[Rd] download.file does not process gz files correctly (truncates them?)

Mon May 7 02:28:31 CEST 2018

Thanks for the comments, feedback, and improvements.

I still argue that the current behavior cause more harm than it helps.

First of all, it increases the risk for code that does not work on all
platforms, which I'd say is one of the strengths and design goals of
R.  To write cross-platform code, a developer basically needs to
specify argument 'mode'.

A second problem is that people who work on non-Windows platforms will
not be aware of this problem.  Yes, adding this Windows-specific
behavior to the help on all platforms will help a bit (thanks for
doing that).  However, since there are so many non-Windows users out
there that write documentation, vignettes, blog posts, host classes
and workshops, it is quite likely that you'll see things like
"Download the data file using `download.file(url, file)` and then
...".  Boom, a "beginner" on Windows will have problems and even the
non-Windows instructor may not know what's going and quickly lots of
time is wasted.

A third problem is wasted bandwidth because the same file has to be
downloaded a second time.  If the default is changed to mode="wb" and
someone truly needs mode="w", the penalty should be smaller because
such text-based files are likely to be much smaller than binary files,
which are often several GiB these days.

What could lower the risk for the above,and help the user and helpers,
is to give an informative warning whenever 'mode' is not specified,
e.g.

   The file 'NNN' is downloaded as a text file (mode = "w"). If you
meant to download it as a binary file, specify mode = "wb".

Deprecating the default mode="w" on Windows can be done in steps, e.g.
by making the argument mandatory for a while. This could be done on
all platforms because we're already all affected, i.e. we need to
specify 'mode' to avoid surprises.

Even if the default won't change, below are some more
comments/observations that is related to the current implementation of
download.file() on Windows:

ADD MORE EXTENSIONS?

What about case-insensitive matching, e.g. data.ZIP and data.Rdata?

A quick scan of the R source code suggests that R is also working with
the following filename extensions (using various case styles):

* Rbin (src/library/tools/R/install.R)
* rda, Rda (tests/reg-tests-1a.R)
* rdb (src/library/tools/R/install.R)
* rds, RDS, Rds (src/library/tools/R/install.R)
* rdx (src/library/tools/R/install.R)
* RData, Rdata, rdata (src/library/tools/R/install.R)

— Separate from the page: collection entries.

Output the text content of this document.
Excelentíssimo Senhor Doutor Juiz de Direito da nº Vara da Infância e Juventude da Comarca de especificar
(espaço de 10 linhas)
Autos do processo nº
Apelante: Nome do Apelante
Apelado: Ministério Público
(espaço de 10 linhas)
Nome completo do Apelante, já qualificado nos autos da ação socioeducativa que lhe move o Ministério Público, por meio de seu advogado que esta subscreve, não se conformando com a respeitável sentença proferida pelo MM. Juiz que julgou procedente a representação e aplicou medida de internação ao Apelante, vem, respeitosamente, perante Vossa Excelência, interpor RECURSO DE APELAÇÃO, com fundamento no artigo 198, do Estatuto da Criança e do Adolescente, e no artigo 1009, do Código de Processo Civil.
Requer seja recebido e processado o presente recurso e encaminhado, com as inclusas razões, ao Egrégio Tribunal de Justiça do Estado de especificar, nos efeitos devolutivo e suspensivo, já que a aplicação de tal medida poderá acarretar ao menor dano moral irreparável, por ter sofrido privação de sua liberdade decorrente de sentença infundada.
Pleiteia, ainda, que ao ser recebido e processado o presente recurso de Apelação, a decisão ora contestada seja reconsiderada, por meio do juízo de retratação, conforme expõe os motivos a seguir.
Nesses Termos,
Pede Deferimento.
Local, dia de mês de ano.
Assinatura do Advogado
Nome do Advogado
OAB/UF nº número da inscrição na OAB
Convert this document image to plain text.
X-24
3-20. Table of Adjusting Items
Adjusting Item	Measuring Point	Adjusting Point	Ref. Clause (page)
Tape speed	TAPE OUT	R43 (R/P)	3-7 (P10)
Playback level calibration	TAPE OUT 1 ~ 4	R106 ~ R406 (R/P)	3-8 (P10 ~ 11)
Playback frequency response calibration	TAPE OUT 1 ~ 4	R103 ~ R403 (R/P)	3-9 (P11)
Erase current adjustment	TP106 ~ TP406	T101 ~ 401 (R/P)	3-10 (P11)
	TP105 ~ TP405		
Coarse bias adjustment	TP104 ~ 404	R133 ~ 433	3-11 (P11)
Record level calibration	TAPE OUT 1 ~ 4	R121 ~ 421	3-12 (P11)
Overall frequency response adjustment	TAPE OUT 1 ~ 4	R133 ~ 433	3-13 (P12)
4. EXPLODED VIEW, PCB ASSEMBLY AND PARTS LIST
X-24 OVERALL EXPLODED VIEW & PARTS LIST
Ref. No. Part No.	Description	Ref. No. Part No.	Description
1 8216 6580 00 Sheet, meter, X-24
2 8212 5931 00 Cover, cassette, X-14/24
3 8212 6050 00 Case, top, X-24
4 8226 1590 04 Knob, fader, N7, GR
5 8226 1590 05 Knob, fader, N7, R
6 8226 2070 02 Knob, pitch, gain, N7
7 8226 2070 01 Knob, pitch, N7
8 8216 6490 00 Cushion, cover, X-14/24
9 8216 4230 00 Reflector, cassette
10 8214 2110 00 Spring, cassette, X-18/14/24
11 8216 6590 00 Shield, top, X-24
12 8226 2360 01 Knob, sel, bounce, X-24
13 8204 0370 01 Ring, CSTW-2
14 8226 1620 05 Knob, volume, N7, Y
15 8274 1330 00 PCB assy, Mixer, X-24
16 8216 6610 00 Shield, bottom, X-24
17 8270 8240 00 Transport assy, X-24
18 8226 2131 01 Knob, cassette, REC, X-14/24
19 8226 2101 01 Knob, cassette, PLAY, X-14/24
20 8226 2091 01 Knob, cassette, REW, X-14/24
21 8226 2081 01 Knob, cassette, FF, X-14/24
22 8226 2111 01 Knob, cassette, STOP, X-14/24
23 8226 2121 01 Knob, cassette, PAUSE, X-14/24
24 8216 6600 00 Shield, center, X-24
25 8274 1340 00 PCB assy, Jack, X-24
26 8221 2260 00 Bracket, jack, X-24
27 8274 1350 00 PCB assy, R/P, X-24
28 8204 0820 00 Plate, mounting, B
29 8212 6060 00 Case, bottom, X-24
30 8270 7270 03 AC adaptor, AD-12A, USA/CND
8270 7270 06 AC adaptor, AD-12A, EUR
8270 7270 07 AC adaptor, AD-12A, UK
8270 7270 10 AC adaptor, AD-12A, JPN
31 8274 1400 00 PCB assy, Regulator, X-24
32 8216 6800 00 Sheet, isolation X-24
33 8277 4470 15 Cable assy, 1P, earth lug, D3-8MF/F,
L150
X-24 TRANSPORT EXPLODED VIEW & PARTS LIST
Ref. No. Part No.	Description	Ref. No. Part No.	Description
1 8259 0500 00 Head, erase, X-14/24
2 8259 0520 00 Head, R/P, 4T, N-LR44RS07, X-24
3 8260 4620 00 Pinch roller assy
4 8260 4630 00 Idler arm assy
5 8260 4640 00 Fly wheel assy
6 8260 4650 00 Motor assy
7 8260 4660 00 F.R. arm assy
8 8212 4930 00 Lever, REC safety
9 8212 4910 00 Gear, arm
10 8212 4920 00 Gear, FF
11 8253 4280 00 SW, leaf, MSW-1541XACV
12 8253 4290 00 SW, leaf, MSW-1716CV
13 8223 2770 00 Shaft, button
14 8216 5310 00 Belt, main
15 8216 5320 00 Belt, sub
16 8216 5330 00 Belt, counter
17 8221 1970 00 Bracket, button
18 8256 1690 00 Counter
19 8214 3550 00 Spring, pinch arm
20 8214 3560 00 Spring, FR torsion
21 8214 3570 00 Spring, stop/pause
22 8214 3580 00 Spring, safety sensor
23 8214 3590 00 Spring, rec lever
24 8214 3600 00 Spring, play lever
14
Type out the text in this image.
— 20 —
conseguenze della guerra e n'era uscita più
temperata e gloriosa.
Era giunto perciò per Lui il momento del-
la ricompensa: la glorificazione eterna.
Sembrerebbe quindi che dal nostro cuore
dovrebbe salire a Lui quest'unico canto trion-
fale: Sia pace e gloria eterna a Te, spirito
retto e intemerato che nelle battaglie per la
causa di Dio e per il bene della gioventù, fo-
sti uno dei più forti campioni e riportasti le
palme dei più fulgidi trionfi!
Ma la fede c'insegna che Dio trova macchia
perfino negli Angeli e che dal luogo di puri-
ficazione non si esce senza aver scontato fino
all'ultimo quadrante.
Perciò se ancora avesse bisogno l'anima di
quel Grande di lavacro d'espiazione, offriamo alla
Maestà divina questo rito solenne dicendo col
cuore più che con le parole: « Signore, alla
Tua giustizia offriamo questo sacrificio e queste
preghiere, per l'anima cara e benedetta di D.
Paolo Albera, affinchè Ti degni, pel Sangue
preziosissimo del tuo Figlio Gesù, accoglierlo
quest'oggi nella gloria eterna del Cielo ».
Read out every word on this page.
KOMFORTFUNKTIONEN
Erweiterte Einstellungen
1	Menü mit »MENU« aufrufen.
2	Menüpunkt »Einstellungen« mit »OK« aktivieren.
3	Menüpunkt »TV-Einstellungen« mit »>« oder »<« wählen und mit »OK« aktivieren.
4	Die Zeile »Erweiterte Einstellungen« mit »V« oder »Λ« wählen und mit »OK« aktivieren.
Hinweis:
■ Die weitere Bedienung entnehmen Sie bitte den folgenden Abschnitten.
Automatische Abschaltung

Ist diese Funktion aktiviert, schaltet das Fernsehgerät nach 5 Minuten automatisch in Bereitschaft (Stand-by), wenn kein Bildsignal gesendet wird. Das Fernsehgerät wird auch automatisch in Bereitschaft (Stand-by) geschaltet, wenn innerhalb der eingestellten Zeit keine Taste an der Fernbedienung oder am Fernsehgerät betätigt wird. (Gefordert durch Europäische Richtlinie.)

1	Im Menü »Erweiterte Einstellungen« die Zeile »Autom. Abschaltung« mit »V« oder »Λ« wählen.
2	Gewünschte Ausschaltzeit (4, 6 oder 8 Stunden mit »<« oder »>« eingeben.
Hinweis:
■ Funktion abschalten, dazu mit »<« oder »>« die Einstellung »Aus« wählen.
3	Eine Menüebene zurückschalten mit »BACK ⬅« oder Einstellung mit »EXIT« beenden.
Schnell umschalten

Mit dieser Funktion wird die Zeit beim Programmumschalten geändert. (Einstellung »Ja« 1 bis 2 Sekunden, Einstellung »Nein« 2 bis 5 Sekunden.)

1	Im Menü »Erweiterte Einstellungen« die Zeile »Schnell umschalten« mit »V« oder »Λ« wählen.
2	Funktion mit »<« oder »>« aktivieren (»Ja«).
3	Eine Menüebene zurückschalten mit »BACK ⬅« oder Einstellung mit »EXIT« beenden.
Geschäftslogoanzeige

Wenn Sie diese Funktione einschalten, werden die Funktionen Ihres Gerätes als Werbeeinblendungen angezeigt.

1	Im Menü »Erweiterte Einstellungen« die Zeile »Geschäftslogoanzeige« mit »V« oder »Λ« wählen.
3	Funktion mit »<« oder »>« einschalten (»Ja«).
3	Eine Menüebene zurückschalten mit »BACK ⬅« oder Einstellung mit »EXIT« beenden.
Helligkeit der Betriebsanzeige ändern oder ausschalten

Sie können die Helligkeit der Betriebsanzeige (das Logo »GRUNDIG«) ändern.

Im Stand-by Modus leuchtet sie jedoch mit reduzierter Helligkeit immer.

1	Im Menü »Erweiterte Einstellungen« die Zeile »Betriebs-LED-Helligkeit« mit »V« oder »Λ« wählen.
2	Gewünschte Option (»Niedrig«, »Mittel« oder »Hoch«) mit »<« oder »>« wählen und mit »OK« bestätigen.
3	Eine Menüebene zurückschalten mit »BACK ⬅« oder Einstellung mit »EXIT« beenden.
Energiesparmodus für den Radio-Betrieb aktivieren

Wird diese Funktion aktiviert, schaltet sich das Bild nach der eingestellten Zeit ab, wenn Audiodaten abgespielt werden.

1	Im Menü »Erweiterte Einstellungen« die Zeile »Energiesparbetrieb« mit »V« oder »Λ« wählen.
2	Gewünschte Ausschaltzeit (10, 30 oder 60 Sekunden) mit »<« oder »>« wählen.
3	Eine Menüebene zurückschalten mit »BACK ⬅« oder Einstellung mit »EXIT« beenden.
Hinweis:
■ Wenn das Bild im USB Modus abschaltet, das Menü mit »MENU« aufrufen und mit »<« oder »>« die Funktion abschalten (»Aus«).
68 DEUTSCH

Should the tar extension also be added?

What about binary image formats that R produces, e.g. filename
extensions bmp, jpg, jpeg, pdf, png, tif, tiff?

What about all the other file extensions that we know for sure are binary?

VECTORIZATION:

For some value of the 'method' argument, the current implementation
will download the same file differently depending on other files
downloaded at the same time.  For example, here a PNG file is
downloaded in text mode and its content is translated:

> urls <- c("https://www.r-project.org/logo/Rlogo.png")
> download.file(urls, destfile = basename(urls), method = "libcurl")
trying URL 'https://www.r-project.org/logo/Rlogo.png'
Content length 48148 bytes (47 KB)
downloaded 47 KB
> file.size(basename(urls))
[1] 48281

But if we throw in a "known" binary extension, the PNG file be
downloaded as binary:

> urls <- c("https://www.r-project.org/logo/Rlogo.png", "https://cran.r-project.org/bin/windows/contrib/3.6/future_1.8.1.zip")
> download.file(urls, destfile = basename(urls), method = "libcurl")
trying URL 'https://www.r-project.org/logo/Rlogo.png'
trying URL 'https://cran.r-project.org/bin/windows/contrib/3.6/future_1.8.1.zip'
> file.size(basename(urls))
[1]  48148 527069

Best,

Henrik

On Fri, May 4, 2018 at 1:18 AM, Martin Maechler
<maechler at stat.math.ethz.ch> wrote:
>>>>>> Joris Meys <jorismeys at gmail.com>
>>>>>>     on Fri, 4 May 2018 10:00:07 +0200 writes:
>
>     > On Fri, May 4, 2018 at 8:34 AM, Tomas Kalibera
>     > <tomas.kalibera at gmail.com> wrote:
>
>     >> The current heuristic/hack is in line with the
>     >> compatibility approach: it detects files that are
>     >> obviously binary, so it changes the default behavior only
>     >> for cases when it would obviously cause damage.
>     >>
>     >> Tomas
>
>
>     > Well, I was trying to download a .gz file and
>     > download.file() didn't detect that. Reason for that is
>     > obviously that the link doesn't contain .gz but %2Egz ,
>     > using the ASCII code for the dot instead of the dot
>     > itself. That's general practice in a lot of links.
>
>     > Hence I propose to change the line in download.file() that
>     > does this check to:
>
>     >   if (missing(mode) && length(grep("\\.(gz|bz2|xz|tgz|zip|rda|RData)$",
>     >       URLdecode(url))))
>
>     > using URLdecode() ensures that .gz, .RData etc will be
>     > detected correctly in an encoded URL.
>
>     > Cheers Joris
>
> Makes sense to me and I plan to add it when also adding '.rds'
>
> { OTOH, after reading the thread about this: Shouldn't you make
>   your code more robust and use   mode = "wb" (or "ab") in any case?
>   ;-)
> }
>
> Martin
>